OpenTelemetry Collector

If you already run an OpenTelemetry Collector, add Keboola as an OTLP/HTTP exporter in your collector configuration:

exporters:
  otlphttp/keboola:
    endpoint: "<your-stream-endpoint>"
    compression: gzip

service:
  pipelines:
    traces:
      exporters: [otlphttp/keboola]
    metrics:
      exporters: [otlphttp/keboola]
    logs:
      exporters: [otlphttp/keboola]

This approach lets you fan out telemetry to both your existing monitoring backend and Keboola simultaneously.

Use Cases

Joining Error Logs with Business Data

Once your telemetry data is in Keboola Storage, you can query it alongside any other table.
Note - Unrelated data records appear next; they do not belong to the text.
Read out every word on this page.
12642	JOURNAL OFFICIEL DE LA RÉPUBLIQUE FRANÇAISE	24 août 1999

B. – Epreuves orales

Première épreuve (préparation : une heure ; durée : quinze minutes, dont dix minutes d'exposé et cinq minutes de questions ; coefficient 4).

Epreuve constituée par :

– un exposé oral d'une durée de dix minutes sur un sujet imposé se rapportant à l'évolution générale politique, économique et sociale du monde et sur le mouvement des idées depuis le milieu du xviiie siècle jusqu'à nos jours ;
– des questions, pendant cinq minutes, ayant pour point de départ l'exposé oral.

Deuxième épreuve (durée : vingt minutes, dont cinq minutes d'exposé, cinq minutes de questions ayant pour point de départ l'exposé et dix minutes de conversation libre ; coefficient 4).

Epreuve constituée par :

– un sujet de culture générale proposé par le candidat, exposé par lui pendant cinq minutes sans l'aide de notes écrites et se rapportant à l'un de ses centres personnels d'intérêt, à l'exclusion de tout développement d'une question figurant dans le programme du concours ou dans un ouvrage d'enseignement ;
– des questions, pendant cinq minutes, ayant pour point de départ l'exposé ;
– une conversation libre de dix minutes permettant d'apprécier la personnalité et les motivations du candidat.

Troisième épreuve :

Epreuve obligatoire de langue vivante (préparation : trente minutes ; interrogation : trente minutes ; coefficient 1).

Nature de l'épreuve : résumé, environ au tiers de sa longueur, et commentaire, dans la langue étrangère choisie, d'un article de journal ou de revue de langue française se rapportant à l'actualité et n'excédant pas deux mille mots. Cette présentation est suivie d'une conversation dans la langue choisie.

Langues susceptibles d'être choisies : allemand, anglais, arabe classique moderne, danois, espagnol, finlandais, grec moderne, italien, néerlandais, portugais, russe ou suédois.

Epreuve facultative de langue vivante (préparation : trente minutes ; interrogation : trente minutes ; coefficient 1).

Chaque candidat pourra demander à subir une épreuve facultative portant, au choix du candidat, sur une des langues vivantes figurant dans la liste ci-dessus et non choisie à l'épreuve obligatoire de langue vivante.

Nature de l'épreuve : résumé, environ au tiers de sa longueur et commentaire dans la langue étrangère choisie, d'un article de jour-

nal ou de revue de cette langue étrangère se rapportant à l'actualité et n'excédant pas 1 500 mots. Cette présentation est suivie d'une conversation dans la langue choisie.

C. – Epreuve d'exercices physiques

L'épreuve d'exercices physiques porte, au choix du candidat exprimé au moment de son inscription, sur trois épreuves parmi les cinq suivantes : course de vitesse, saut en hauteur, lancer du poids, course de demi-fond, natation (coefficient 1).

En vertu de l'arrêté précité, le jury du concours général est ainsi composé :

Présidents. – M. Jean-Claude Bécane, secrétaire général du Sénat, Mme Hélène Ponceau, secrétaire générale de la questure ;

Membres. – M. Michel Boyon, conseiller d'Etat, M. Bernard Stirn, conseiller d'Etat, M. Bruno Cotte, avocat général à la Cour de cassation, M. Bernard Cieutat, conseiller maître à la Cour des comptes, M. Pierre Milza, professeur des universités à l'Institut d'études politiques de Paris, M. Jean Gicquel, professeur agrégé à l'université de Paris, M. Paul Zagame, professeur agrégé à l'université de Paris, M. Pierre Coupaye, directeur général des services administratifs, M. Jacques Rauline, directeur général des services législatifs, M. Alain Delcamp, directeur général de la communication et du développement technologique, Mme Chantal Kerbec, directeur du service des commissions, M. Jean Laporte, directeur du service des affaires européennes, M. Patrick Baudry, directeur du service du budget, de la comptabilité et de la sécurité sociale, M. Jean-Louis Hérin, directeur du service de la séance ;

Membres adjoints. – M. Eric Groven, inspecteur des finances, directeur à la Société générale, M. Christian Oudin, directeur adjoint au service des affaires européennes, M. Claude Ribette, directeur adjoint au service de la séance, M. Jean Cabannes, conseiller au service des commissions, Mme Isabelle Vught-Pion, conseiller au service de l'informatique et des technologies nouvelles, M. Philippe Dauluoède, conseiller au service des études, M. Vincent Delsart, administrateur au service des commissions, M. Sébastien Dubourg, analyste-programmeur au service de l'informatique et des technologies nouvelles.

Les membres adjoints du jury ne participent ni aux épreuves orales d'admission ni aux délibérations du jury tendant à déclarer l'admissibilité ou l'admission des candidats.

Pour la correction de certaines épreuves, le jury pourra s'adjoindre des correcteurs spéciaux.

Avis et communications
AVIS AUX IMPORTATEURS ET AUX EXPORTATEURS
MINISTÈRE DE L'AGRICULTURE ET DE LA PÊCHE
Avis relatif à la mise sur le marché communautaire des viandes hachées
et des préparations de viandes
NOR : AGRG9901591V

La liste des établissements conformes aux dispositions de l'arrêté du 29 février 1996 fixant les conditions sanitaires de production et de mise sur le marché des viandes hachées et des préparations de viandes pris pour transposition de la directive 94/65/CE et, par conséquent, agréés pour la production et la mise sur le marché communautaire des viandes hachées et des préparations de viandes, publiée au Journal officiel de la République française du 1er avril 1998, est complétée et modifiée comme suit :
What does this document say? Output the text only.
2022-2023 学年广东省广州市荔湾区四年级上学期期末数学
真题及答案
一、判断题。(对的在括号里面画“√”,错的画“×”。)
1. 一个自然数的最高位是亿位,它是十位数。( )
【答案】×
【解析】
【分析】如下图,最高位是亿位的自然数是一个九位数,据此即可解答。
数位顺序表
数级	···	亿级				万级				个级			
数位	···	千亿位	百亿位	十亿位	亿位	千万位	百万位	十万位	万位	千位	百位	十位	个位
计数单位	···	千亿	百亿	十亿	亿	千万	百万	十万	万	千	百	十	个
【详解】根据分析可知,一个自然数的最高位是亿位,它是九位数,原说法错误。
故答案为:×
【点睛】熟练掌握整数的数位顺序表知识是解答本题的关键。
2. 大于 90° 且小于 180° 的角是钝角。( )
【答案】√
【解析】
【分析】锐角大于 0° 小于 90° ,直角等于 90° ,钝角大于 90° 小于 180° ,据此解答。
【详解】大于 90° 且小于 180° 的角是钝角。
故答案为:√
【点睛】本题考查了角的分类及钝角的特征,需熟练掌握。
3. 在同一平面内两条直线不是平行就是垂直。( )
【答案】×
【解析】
For example, to find how API errors affected revenue:

SELECT
    DATE(logs."timestamp") AS date,
    COUNT(DISTINCT transactions."order_id") AS lost_orders,
    SUM(transactions."amount") AS lost_revenue
FROM logs
JOIN transactions ON logs."trace_id" = transactions."trace_id"
WHERE logs."severity" = 'ERROR'
GROUP BY date

Monitoring Deployment Impact

Track how deployments affect error rates by correlating deployment timestamps with trace data:

SELECT
    traces."deployment_environment",
    traces."service",
    DATE_TRUNC('hour', traces."timestamp") AS hour,
    COUNT(*) AS total_spans,
    COUNT(CASE WHEN traces."status_code" = 'ERROR' THEN 1 END) AS error_spans,
    ROUND(100.0 * COUNT(CASE WHEN traces."status_code" = 'ERROR' THEN 1 END) / COUNT(*), 2) AS error_rate
FROM traces
WHERE traces."timestamp" >= DATEADD('day', -7, CURRENT_TIMESTAMP())
GROUP BY 1, 2, 3
ORDER BY hour DESC

LLM Observability

If your application uses LLM APIs, instrument them with OpenTelemetry to track token usage, latency, and costs alongside product metrics:

SELECT
    traces."service",
    traces."ai_model" AS model,
    COUNT(*) AS total_calls,
    AVG(traces."duration_ms") AS avg_latency_ms,
    SUM(traces."ai_total_tokens") AS total_tokens
FROM traces
WHERE traces."ai_model" IS NOT NULL
  AND traces."timestamp" >= DATEADD('day', -30, CURRENT_TIMESTAMP())
GROUP BY 1, 2
ORDER BY total_tokens DESC

OTLP Source Detail Page

The OTLP source detail page provides:

  • Endpoint URL with a one-click copy button.
  • Environment variable snippet ready to paste into your application or deployment configuration.
  • Table statistics for each of the three destination tables (logs, metrics, traces), showing waiting vs. imported data.